The Mavs forgot that this week. They forgot about the romance of sport, the communal feelings sport imbues in us, the pride that comes from watching a generational talent wear YOUR team’s jersey, the sense of earned accomplishment when YOUR team and YOUR players fight through hardship to reach the top. We PARTICIPATE in the winning and the losing and maybe even more importantly, in the BUILDING. That’s particularly true of this specific fanbase more than most because we won and lost and strove and failed and BUILT and ultimately claimed glory with that one generational talent before. The love and connection between this city and Dirk Nowitzki is almost unparalleled in recent sports history. We had THAT GUY and he was OUR GUY and we stuck with him and he stuck with us and it made the title in 2011 all the more sweeter and fulfilling.

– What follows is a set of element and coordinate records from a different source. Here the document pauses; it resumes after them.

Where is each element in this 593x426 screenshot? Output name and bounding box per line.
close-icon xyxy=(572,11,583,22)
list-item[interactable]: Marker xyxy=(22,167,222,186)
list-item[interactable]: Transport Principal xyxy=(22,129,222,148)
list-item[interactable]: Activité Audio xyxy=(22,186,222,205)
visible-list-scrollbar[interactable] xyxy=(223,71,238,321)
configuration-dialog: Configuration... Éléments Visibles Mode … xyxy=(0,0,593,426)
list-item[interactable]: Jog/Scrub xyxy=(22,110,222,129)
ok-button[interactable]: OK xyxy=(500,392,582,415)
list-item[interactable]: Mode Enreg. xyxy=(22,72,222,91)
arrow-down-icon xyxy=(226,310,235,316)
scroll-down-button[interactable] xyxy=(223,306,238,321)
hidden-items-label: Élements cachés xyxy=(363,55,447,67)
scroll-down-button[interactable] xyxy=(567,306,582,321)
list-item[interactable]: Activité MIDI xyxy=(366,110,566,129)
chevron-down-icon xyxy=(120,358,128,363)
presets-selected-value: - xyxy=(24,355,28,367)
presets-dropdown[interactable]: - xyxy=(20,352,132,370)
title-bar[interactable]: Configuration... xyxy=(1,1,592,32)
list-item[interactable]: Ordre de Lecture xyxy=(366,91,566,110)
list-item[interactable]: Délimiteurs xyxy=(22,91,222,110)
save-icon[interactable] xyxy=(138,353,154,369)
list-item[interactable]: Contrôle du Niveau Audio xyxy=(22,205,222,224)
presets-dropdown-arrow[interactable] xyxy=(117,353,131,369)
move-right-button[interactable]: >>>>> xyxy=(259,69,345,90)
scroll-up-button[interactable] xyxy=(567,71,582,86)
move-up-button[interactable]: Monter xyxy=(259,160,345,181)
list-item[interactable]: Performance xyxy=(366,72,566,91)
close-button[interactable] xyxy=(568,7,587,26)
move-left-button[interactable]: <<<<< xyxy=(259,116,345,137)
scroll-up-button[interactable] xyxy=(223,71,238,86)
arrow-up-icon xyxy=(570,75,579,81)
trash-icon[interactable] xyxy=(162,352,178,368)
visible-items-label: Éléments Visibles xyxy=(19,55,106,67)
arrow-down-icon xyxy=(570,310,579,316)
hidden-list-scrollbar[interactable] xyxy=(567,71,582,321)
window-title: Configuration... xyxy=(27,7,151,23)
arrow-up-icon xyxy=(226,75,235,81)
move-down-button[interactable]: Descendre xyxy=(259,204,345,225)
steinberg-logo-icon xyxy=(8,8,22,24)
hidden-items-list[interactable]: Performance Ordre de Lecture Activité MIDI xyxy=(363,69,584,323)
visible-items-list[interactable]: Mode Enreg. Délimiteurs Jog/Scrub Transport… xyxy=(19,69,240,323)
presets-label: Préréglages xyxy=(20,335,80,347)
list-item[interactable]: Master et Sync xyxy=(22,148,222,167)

Dirk informs Maverick fandom and our relationship with Luka and somehow, Nico Harrison and the Mavs’ organization lost sight of how special it was to root for Luka. At the press conference yesterday, Nico said of the anger and frustration from Mavs fans, “When we win, I believe the frustration will go away.” And he might be right! But I can’t tell you how many people I’ve heard say something to the effect of, “I’d rather never win a title with Luka than win three without him.” I’m currently thinking about that myself. Maybe that’s hyperbolic and maybe that fades with time and wins but I’m not sure it does and I’m not sure it should. Because winning is cool and great and all but there’s something special about having a THAT GUY on YOUR team and watching him night in and out and the romantic in me says that’s more important than a mercenary title could ever be. The current regime in charge of the Mavericks doesn’t believe in the romance of sports and that’s even more devastating than the trade itself.